Nigerian sports will continue to suffer from poor and inadequate facilities unless administrators face their official duties and allow qualified contractors to handle critical projects, the Managing Director of Monimichelle Construction Company, Ebi Egbe, has said.
Lamenting the effects of poorly built facilities on the country’s sports, Egbe said that many administrators have left their primary jobs to corner and build substandard facilities to the detriment of the country.
Pointing specifically to the lack of FIFA-approved football pitches across the country, he said: “If we can separate administrative duties from professional groundsmanship, we will drastically reduce the poor construction and bad maintenance culture of football pitches in Nigeria.

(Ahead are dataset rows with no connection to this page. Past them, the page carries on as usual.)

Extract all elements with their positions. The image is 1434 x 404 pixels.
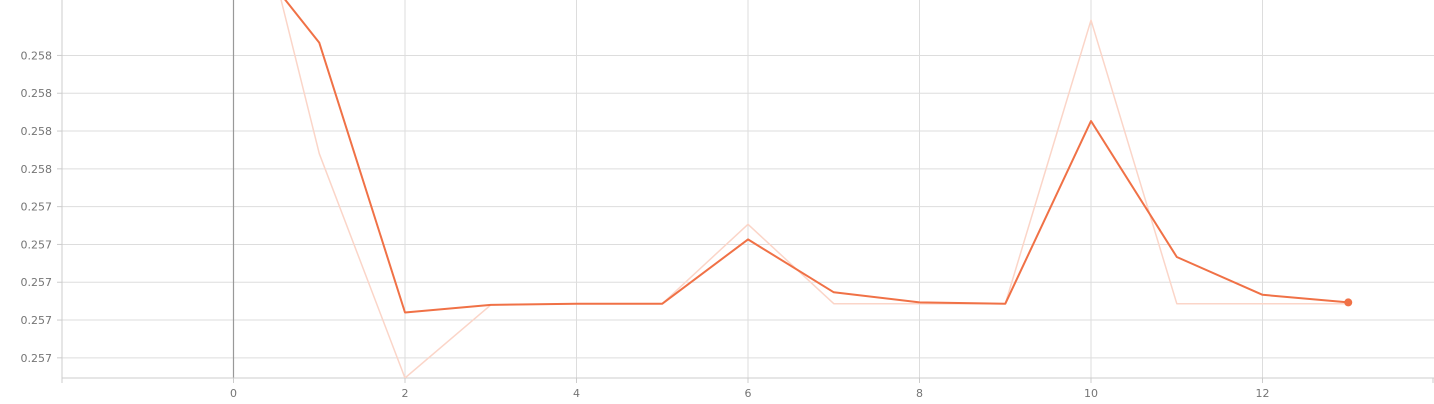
y-tick-label: 0.258 (21, 163, 53, 176)
last-point-marker[interactable] (1344, 298, 1353, 307)
grid-layer (62, 0, 1434, 378)
raw-series-line (280, 0, 1349, 378)
tick-label-layer: 0.257 0.257 0.257 0.257 0.257 0.258 0.258 0.258… (21, 49, 1270, 400)
y-tick-label: 0.258 (21, 87, 53, 100)
y-tick-label: 0.258 (21, 49, 53, 62)
x-tick-label: 2 (402, 387, 409, 400)
x-tick-label: 10 (1084, 387, 1098, 400)
series-layer (280, 0, 1353, 378)
y-tick-label: 0.257 (21, 314, 53, 327)
x-tick-label: 6 (745, 387, 752, 400)
x-tick-label: 8 (916, 387, 923, 400)
y-tick-label: 0.257 (21, 238, 53, 251)
x-tick-label: 4 (573, 387, 580, 400)
x-tick-label: 0 (230, 387, 237, 400)
y-tick-label: 0.257 (21, 352, 53, 365)
y-tick-label: 0.257 (21, 276, 53, 289)
x-tick-label: 12 (1256, 387, 1270, 400)
smoothed-series-line (284, 0, 1349, 314)
y-tick-label: 0.258 (21, 125, 53, 138)
y-tick-label: 0.257 (21, 201, 53, 214)
axis-layer (57, 0, 1434, 383)
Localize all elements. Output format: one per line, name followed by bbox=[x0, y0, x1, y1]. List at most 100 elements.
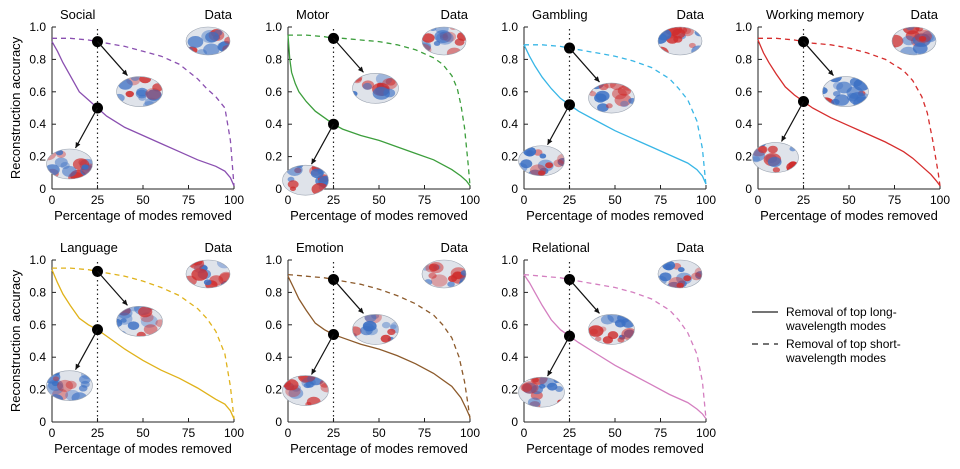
arrow-head bbox=[121, 69, 128, 76]
x-tick-label: 75 bbox=[418, 193, 432, 207]
arrow-head bbox=[311, 368, 317, 375]
arrow-head bbox=[357, 307, 364, 314]
series-line-solid bbox=[51, 269, 235, 420]
x-axis-label: Percentage of modes removed bbox=[54, 441, 232, 456]
y-tick-label: 0 bbox=[745, 182, 752, 196]
data-brain-map-social bbox=[185, 26, 231, 56]
y-tick-label: 0 bbox=[39, 415, 46, 429]
y-tick-label: 0.2 bbox=[29, 383, 46, 397]
y-tick-label: 0.8 bbox=[265, 52, 282, 66]
y-tick-label: 0.6 bbox=[501, 318, 518, 332]
arrow-head bbox=[547, 138, 553, 145]
legend-label: Removal of top long- bbox=[786, 305, 897, 319]
reconstruction-brain-emotion-dashed bbox=[352, 314, 399, 345]
series-line-solid bbox=[51, 41, 235, 187]
y-tick-label: 0.8 bbox=[501, 285, 518, 299]
arrow-head bbox=[593, 76, 600, 83]
data-label: Data bbox=[441, 7, 469, 22]
x-tick-label: 0 bbox=[49, 426, 56, 440]
marker-arrow bbox=[569, 279, 600, 314]
panel-title: Emotion bbox=[296, 240, 344, 255]
marker-arrow bbox=[546, 335, 571, 377]
x-tick-label: 25 bbox=[563, 193, 577, 207]
data-brain-map-language bbox=[185, 259, 231, 289]
x-tick-label: 0 bbox=[521, 193, 528, 207]
marker-arrow bbox=[74, 107, 99, 149]
x-tick-label: 50 bbox=[136, 426, 150, 440]
marker-arrow bbox=[569, 47, 600, 83]
x-axis-label: Percentage of modes removed bbox=[526, 208, 704, 223]
data-label: Data bbox=[205, 240, 233, 255]
x-tick-label: 0 bbox=[285, 193, 292, 207]
panel-title: Relational bbox=[532, 240, 590, 255]
x-tick-label: 100 bbox=[696, 426, 716, 440]
x-axis-label: Percentage of modes removed bbox=[54, 208, 232, 223]
x-tick-label: 100 bbox=[224, 193, 244, 207]
y-tick-label: 0.4 bbox=[501, 117, 518, 131]
arrow-head bbox=[827, 69, 834, 76]
y-tick-label: 0.4 bbox=[265, 117, 282, 131]
y-tick-label: 1.0 bbox=[735, 20, 752, 34]
x-tick-label: 25 bbox=[563, 426, 577, 440]
series-line-solid bbox=[287, 275, 471, 418]
x-tick-label: 100 bbox=[696, 193, 716, 207]
panel-title: Language bbox=[60, 240, 118, 255]
y-tick-label: 0.4 bbox=[265, 350, 282, 364]
y-tick-label: 0.2 bbox=[29, 150, 46, 164]
marker-arrow bbox=[803, 41, 834, 76]
series-line-solid bbox=[523, 274, 707, 420]
reconstruction-brain-social-dashed bbox=[116, 76, 163, 107]
y-tick-label: 0 bbox=[275, 415, 282, 429]
x-tick-label: 50 bbox=[372, 426, 386, 440]
x-axis-label: Percentage of modes removed bbox=[526, 441, 704, 456]
data-label: Data bbox=[441, 240, 469, 255]
marker-arrow bbox=[333, 279, 364, 314]
marker-arrow bbox=[74, 329, 99, 370]
series-line-solid bbox=[757, 39, 941, 187]
x-tick-label: 25 bbox=[327, 193, 341, 207]
y-tick-label: 0.8 bbox=[29, 285, 46, 299]
reconstruction-brain-working-memory-dashed bbox=[822, 76, 869, 107]
y-tick-label: 0.2 bbox=[265, 383, 282, 397]
reconstruction-brain-social-solid bbox=[46, 148, 93, 180]
y-tick-label: 1.0 bbox=[29, 20, 46, 34]
x-tick-label: 0 bbox=[285, 426, 292, 440]
arrow-head bbox=[357, 66, 364, 73]
marker-arrow bbox=[546, 104, 571, 146]
y-tick-label: 0.6 bbox=[29, 85, 46, 99]
data-label: Data bbox=[677, 240, 705, 255]
y-tick-label: 0 bbox=[275, 182, 282, 196]
reconstruction-brain-gambling-solid bbox=[518, 145, 565, 177]
data-label: Data bbox=[677, 7, 705, 22]
y-axis-label: Reconstruction accuracy bbox=[8, 36, 23, 179]
y-tick-label: 0.8 bbox=[29, 52, 46, 66]
y-tick-label: 0.6 bbox=[265, 318, 282, 332]
series-line-dashed bbox=[524, 44, 707, 186]
x-tick-label: 75 bbox=[654, 193, 668, 207]
x-tick-label: 25 bbox=[91, 426, 105, 440]
arrow-head bbox=[547, 370, 553, 377]
arrow-head bbox=[781, 135, 787, 142]
y-tick-label: 1.0 bbox=[265, 20, 282, 34]
x-tick-label: 0 bbox=[755, 193, 762, 207]
marker-arrow bbox=[97, 270, 128, 306]
reconstruction-brain-motor-solid bbox=[282, 164, 329, 196]
panel-title: Gambling bbox=[532, 7, 588, 22]
y-tick-label: 0.2 bbox=[501, 383, 518, 397]
y-tick-label: 0.2 bbox=[501, 150, 518, 164]
x-tick-label: 100 bbox=[460, 193, 480, 207]
panel-title: Working memory bbox=[766, 7, 865, 22]
x-tick-label: 75 bbox=[418, 426, 432, 440]
x-tick-label: 75 bbox=[182, 426, 196, 440]
series-line-dashed bbox=[523, 273, 707, 419]
reconstruction-brain-working-memory-solid bbox=[752, 142, 799, 173]
x-tick-label: 100 bbox=[460, 426, 480, 440]
legend-label: wavelength modes bbox=[785, 319, 886, 333]
data-brain-map-gambling bbox=[657, 26, 703, 56]
marker-arrow bbox=[780, 101, 805, 142]
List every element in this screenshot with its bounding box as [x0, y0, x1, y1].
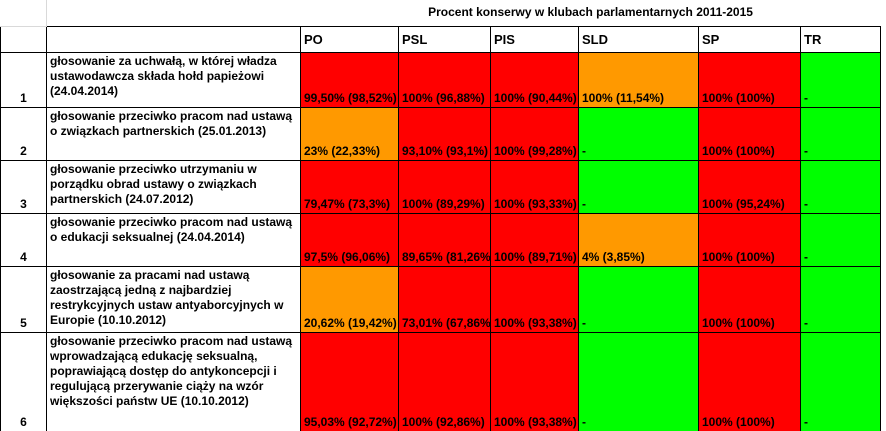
value-cell-tr[interactable]: -: [799, 106, 882, 161]
table-row: 3 głosowanie przeciwko utrzymaniu w porz…: [0, 159, 882, 214]
row-number[interactable]: 2: [0, 106, 47, 161]
value-cell-psl[interactable]: 100% (96,88%): [398, 51, 491, 108]
value-cell-sp[interactable]: 100% (100%): [698, 265, 801, 333]
value-cell-sld[interactable]: 100% (11,54%): [578, 51, 699, 108]
value-cell-psl[interactable]: 89,65% (81,26%): [398, 212, 491, 267]
value-cell-pis[interactable]: 100% (93,33%): [490, 159, 579, 214]
row-description[interactable]: głosowanie przeciwko pracom nad ustawą o…: [46, 106, 301, 161]
row-number[interactable]: 4: [0, 212, 47, 267]
value-cell-psl[interactable]: 100% (92,86%): [398, 331, 491, 431]
table-row: 5 głosowanie za pracami nad ustawą zaost…: [0, 265, 882, 333]
value-cell-pis[interactable]: 100% (90,44%): [490, 51, 579, 108]
value-cell-sld[interactable]: -: [578, 331, 699, 431]
page-title: Procent konserwy w klubach parlamentarny…: [300, 0, 881, 26]
value-cell-po[interactable]: 23% (22,33%): [300, 106, 399, 161]
value-cell-sp[interactable]: 100% (100%): [698, 212, 801, 267]
value-cell-pis[interactable]: 100% (93,38%): [490, 265, 579, 333]
value-cell-sp[interactable]: 100% (100%): [698, 51, 801, 108]
value-cell-sld[interactable]: -: [578, 265, 699, 333]
value-cell-tr[interactable]: -: [799, 265, 882, 333]
value-cell-sld[interactable]: -: [578, 106, 699, 161]
value-cell-po[interactable]: 20,62% (19,42%): [300, 265, 399, 333]
table-row: 1 głosowanie za uchwałą, w której władza…: [0, 51, 882, 108]
title-row: Procent konserwy w klubach parlamentarny…: [0, 0, 881, 27]
column-header-pis[interactable]: PIS: [490, 25, 579, 53]
column-header-sp[interactable]: SP: [698, 25, 801, 53]
value-cell-po[interactable]: 79,47% (73,3%): [300, 159, 399, 214]
spacer-cell[interactable]: [46, 0, 301, 26]
column-header-sld[interactable]: SLD: [578, 25, 699, 53]
corner-cell[interactable]: [0, 0, 47, 27]
table-row: 4 głosowanie przeciwko pracom nad ustawą…: [0, 212, 882, 267]
row-number[interactable]: 1: [0, 51, 47, 108]
row-description[interactable]: głosowanie za pracami nad ustawą zaostrz…: [46, 265, 301, 333]
row-description[interactable]: głosowanie przeciwko pracom nad ustawą o…: [46, 212, 301, 267]
value-cell-tr[interactable]: -: [799, 212, 882, 267]
value-cell-sp[interactable]: 100% (100%): [698, 106, 801, 161]
value-cell-pis[interactable]: 100% (93,38%): [490, 331, 579, 431]
header-row: PO PSL PIS SLD SP TR: [0, 25, 882, 53]
value-cell-po[interactable]: 95,03% (92,72%): [300, 331, 399, 431]
value-cell-tr[interactable]: -: [799, 159, 882, 214]
row-number[interactable]: 3: [0, 159, 47, 214]
row-description[interactable]: głosowanie przeciwko utrzymaniu w porząd…: [46, 159, 301, 214]
value-cell-po[interactable]: 97,5% (96,06%): [300, 212, 399, 267]
row-description[interactable]: głosowanie za uchwałą, w której władza u…: [46, 51, 301, 108]
value-cell-pis[interactable]: 100% (89,71%): [490, 212, 579, 267]
value-cell-po[interactable]: 99,50% (98,52%): [300, 51, 399, 108]
value-cell-sp[interactable]: 100% (100%): [698, 331, 801, 431]
row-description[interactable]: głosowanie przeciwko pracom nad ustawą w…: [46, 331, 301, 431]
value-cell-psl[interactable]: 100% (89,29%): [398, 159, 491, 214]
value-cell-tr[interactable]: -: [799, 331, 882, 431]
value-cell-sld[interactable]: -: [578, 159, 699, 214]
row-number-header[interactable]: [0, 25, 47, 53]
row-number[interactable]: 6: [0, 331, 47, 431]
column-header-psl[interactable]: PSL: [398, 25, 491, 53]
description-header[interactable]: [46, 25, 301, 53]
value-cell-sp[interactable]: 100% (95,24%): [698, 159, 801, 214]
table-row: 2 głosowanie przeciwko pracom nad ustawą…: [0, 106, 882, 161]
table-row: 6 głosowanie przeciwko pracom nad ustawą…: [0, 331, 882, 431]
value-cell-psl[interactable]: 73,01% (67,86%): [398, 265, 491, 333]
row-number[interactable]: 5: [0, 265, 47, 333]
column-header-tr[interactable]: TR: [799, 25, 882, 53]
column-header-po[interactable]: PO: [300, 25, 399, 53]
value-cell-tr[interactable]: -: [799, 51, 882, 108]
value-cell-sld[interactable]: 4% (3,85%): [578, 212, 699, 267]
value-cell-psl[interactable]: 93,10% (93,1%): [398, 106, 491, 161]
value-cell-pis[interactable]: 100% (99,28%): [490, 106, 579, 161]
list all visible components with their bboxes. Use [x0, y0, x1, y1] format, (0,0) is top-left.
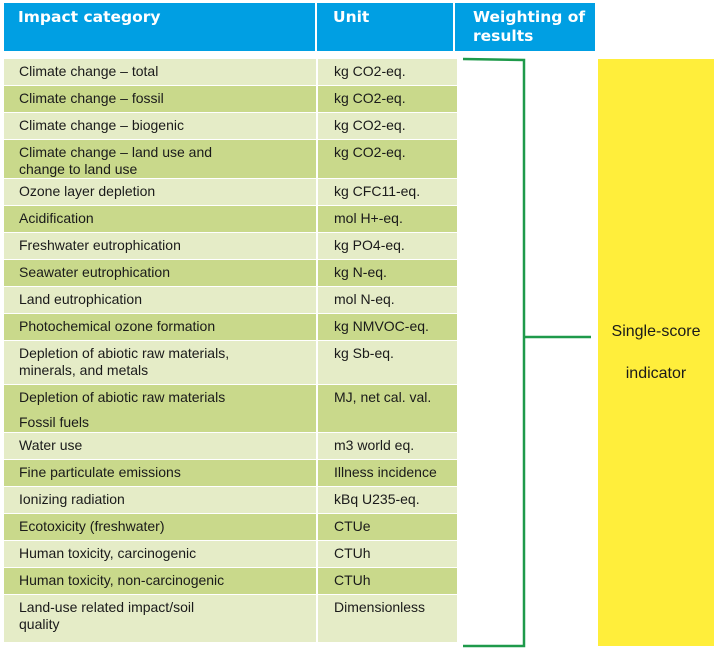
unit-cell: kBq U235-eq.	[334, 491, 420, 507]
impact-category-text: Depletion of abiotic raw materials	[19, 389, 226, 405]
impact-category-text: Land-use related impact/soil	[19, 599, 195, 615]
table-row: Land eutrophication mol N-eq.	[4, 287, 457, 314]
impact-category-cell: Climate change – fossil	[4, 86, 318, 112]
unit-cell: kg CFC11-eq.	[334, 183, 421, 199]
impact-category-cell: Human toxicity, carcinogenic	[4, 541, 318, 567]
table-row: Acidification mol H+-eq.	[4, 206, 457, 233]
impact-category-text: Human toxicity, carcinogenic	[19, 545, 197, 561]
single-score-indicator-box: Single-score indicator	[598, 59, 714, 646]
impact-category-text: Ozone layer depletion	[19, 183, 156, 199]
impact-category-cell: Photochemical ozone formation	[4, 314, 318, 340]
impact-category-cell: Ecotoxicity (freshwater)	[4, 514, 318, 540]
unit-cell: Illness incidence	[334, 464, 437, 480]
table-row: Depletion of abiotic raw materials, miner…	[4, 341, 457, 385]
unit-cell: CTUh	[334, 545, 371, 561]
impact-category-cell: Depletion of abiotic raw materials Fossil…	[4, 385, 318, 432]
impact-category-text: Water use	[19, 437, 83, 453]
table-row: Human toxicity, carcinogenic CTUh	[4, 541, 457, 568]
impact-category-cell: Acidification	[4, 206, 318, 232]
impact-category-text: Freshwater eutrophication	[19, 237, 181, 253]
impact-category-text: Climate change – fossil	[19, 90, 164, 106]
unit-cell: kg CO2-eq.	[334, 144, 406, 160]
impact-category-text: Land eutrophication	[19, 291, 142, 307]
unit-cell: CTUe	[334, 518, 371, 534]
unit-cell: m3 world eq.	[334, 437, 415, 453]
impact-category-text: Human toxicity, non-carcinogenic	[19, 572, 225, 588]
table-row: Ionizing radiation kBq U235-eq.	[4, 487, 457, 514]
unit-cell: kg CO2-eq.	[334, 117, 406, 133]
table-row: Climate change – total kg CO2-eq.	[4, 59, 457, 86]
impact-category-cell: Human toxicity, non-carcinogenic	[4, 568, 318, 594]
impact-category-text: Ionizing radiation	[19, 491, 125, 507]
unit-cell: MJ, net cal. val.	[334, 389, 432, 405]
impact-category-text: quality	[19, 616, 60, 632]
impact-category-text: Seawater eutrophication	[19, 264, 170, 280]
unit-cell: kg CO2-eq.	[334, 63, 406, 79]
impact-category-text: Climate change – biogenic	[19, 117, 184, 133]
unit-cell: kg N-eq.	[334, 264, 387, 280]
table-row: Ecotoxicity (freshwater) CTUe	[4, 514, 457, 541]
impact-category-text: Fine particulate emissions	[19, 464, 181, 480]
impact-category-text: change to land use	[19, 161, 138, 177]
impact-category-cell: Water use	[4, 433, 318, 459]
impact-category-cell: Climate change – total	[4, 59, 318, 85]
impact-category-cell: Seawater eutrophication	[4, 260, 318, 286]
impact-category-cell: Land-use related impact/soil quality	[4, 595, 318, 642]
table-header: Impact category Unit Weighting of result…	[4, 3, 595, 51]
impact-category-cell: Climate change – land use and change to l…	[4, 140, 318, 178]
table-row: Water use m3 world eq.	[4, 433, 457, 460]
single-score-label-line2: indicator	[625, 364, 687, 382]
grouping-bracket	[462, 57, 591, 648]
table-row: Climate change – fossil kg CO2-eq.	[4, 86, 457, 113]
unit-cell: kg NMVOC-eq.	[334, 318, 429, 334]
impact-category-cell: Land eutrophication	[4, 287, 318, 313]
impact-category-text: Fossil fuels	[19, 414, 90, 430]
impact-category-text: Ecotoxicity (freshwater)	[19, 518, 165, 534]
header-impact-category: Impact category	[4, 3, 317, 51]
unit-cell: kg PO4-eq.	[334, 237, 405, 253]
unit-cell: CTUh	[334, 572, 371, 588]
bracket-line	[462, 57, 526, 648]
impact-category-text: Climate change – land use and	[19, 144, 213, 160]
impact-category-cell: Freshwater eutrophication	[4, 233, 318, 259]
table-row: Climate change – land use and change to l…	[4, 140, 457, 179]
impact-category-text: Depletion of abiotic raw materials,	[19, 345, 230, 361]
impact-category-cell: Ozone layer depletion	[4, 179, 318, 205]
unit-cell: kg CO2-eq.	[334, 90, 406, 106]
header-weighting-line2: results	[473, 27, 534, 45]
unit-cell: mol N-eq.	[334, 291, 395, 307]
header-unit: Unit	[317, 3, 455, 51]
impact-category-text: Acidification	[19, 210, 94, 226]
table-row: Freshwater eutrophication kg PO4-eq.	[4, 233, 457, 260]
unit-cell: Dimensionless	[334, 599, 426, 615]
impact-category-text: Photochemical ozone formation	[19, 318, 216, 334]
table-row: Land-use related impact/soil quality Dimen…	[4, 595, 457, 643]
unit-cell: mol H+-eq.	[334, 210, 403, 226]
header-weighting: Weighting of results	[455, 3, 595, 51]
table-row: Depletion of abiotic raw materials Fossil…	[4, 385, 457, 433]
table-row: Fine particulate emissions Illness incide…	[4, 460, 457, 487]
table-row: Ozone layer depletion kg CFC11-eq.	[4, 179, 457, 206]
table-row: Photochemical ozone formation kg NMVOC-eq…	[4, 314, 457, 341]
impact-category-text: minerals, and metals	[19, 362, 149, 378]
impact-category-cell: Depletion of abiotic raw materials, miner…	[4, 341, 318, 384]
impact-category-text: Climate change – total	[19, 63, 159, 79]
impact-category-cell: Climate change – biogenic	[4, 113, 318, 139]
impact-category-cell: Fine particulate emissions	[4, 460, 318, 486]
impact-category-cell: Ionizing radiation	[4, 487, 318, 513]
table-row: Climate change – biogenic kg CO2-eq.	[4, 113, 457, 140]
header-weighting-line1: Weighting of	[473, 8, 586, 26]
table-row: Seawater eutrophication kg N-eq.	[4, 260, 457, 287]
table-row: Human toxicity, non-carcinogenic CTUh	[4, 568, 457, 595]
unit-cell: kg Sb-eq.	[334, 345, 394, 361]
impact-category-table: Climate change – total kg CO2-eq. Climate …	[4, 59, 457, 643]
single-score-label-line1: Single-score	[611, 322, 701, 340]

“It is the most damaging structural issue in Nigerian football development. When contracts for stadiums, training pitches, floodlights, turf systems, and sports complexes are awarded to politically connected proxy companies rather than technically competent firms, the result is usually poor-quality infrastructure, abandoned projects, inflated costs, and facilities that fail to meet international standards.
“In many cases, reputable sports construction companies with proven experience in FIFA standard turf installation, drainage systems, athletics tracks, seating engineering, and facility management are pushed aside through unethically manipulated bidding processes, unrealistic contract pricing, administrative favouritism, and coordinated blackmail or propaganda campaigns,” he lamented.
“The consequences are visible across Nigerian football. As we have witnessed, poor playing surfaces cause injuries, stadiums failing CAF/FIFA inspections, a lack of maintenance culture, the waste of public funds, and clubs being forced to play home matches away from their states.
“In the sports construction industry, especially pitch construction, once contractors prioritise profit over quality or clients assume football pitch construction is cheap, we will continue getting it wrong. A standard football pitch is a technical infrastructure project, not just ordinary landscaping.”
Egbe affirmed that Nigeria has the capacity to build international standard facilities from scratch to finish, adding, however, that many administrators corner these jobs, which they award to unqualified persons to the detriment of the country.
He also canvassed tax holidays for sports facilities firms to help companies contribute to the growth of the sports sector.
Parliamentarians should consider passing laws on tax exemptions for sports construction companies importing specialised materials and equipment needed to rebuild our decayed sports facilities.
“Import duties and government levies on sports construction materials are currently too high, and these costs eventually reflect in the bill of quantity presented to clients.
“If the government creates a more supportive policy environment, contractors will be better positioned to deliver durable, FIFA-standard sports facilities across Nigeria.”